The most important issue to address is compositionality. There is previous work on using machine learning to help with this (Roberts & Egg, 2018; Cordiero et al., 2019), but I believe a larger and more focused effort is needed. I am in the process of preparing a dataset that is divided into strong-idioms (hot dog), weak idioms (room temperature), and compositional expressions. The compositional expressions are annotated with the type of relationship using Lexical Functions (Mel’čuk, 2023), and Qualia relationships (Pustejovsky, 1998). The aim of these annotations is to increase confidence that the MWE candidate does or does not belong in the lexicon.

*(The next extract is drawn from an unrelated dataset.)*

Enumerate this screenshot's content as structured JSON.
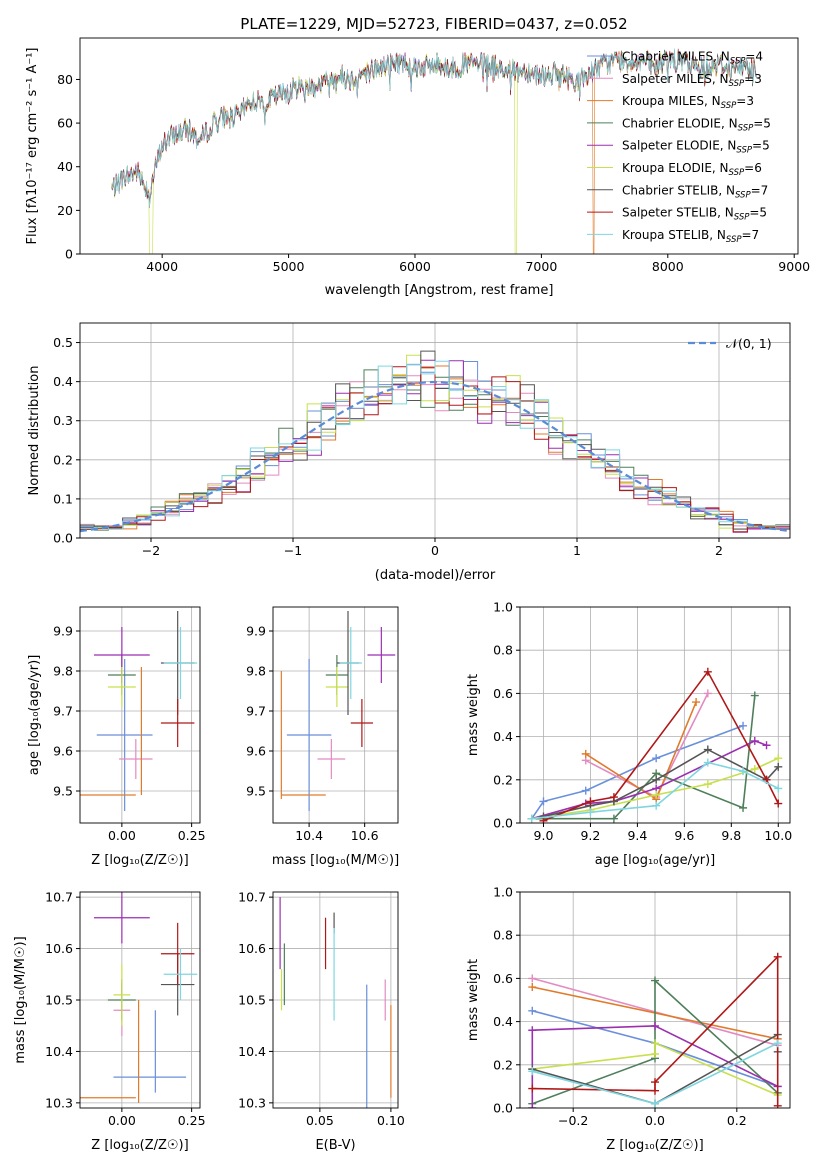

The primary purpose of re-tokenization is to create associations between MWEs and MWEs (e.g., Abraham_Lincoln and Emancipation_Proclamation), and between MWEs and individual words (e.g, Abraham_Lincoln and slavery). The goal of creating these associations is to develop better methods for teaching and assessing vocabulary. Most work on vocabulary assessment focuses on breadth. Previous work has used lexical associations for assessing depth of knowledge as well (McKeown et al., 2017). I am extending that work to include associations involving MWEs. The demo will show some of the associations that were identified using the program.
Soup-to-Nuts is open-source and will be distributed via GitHub.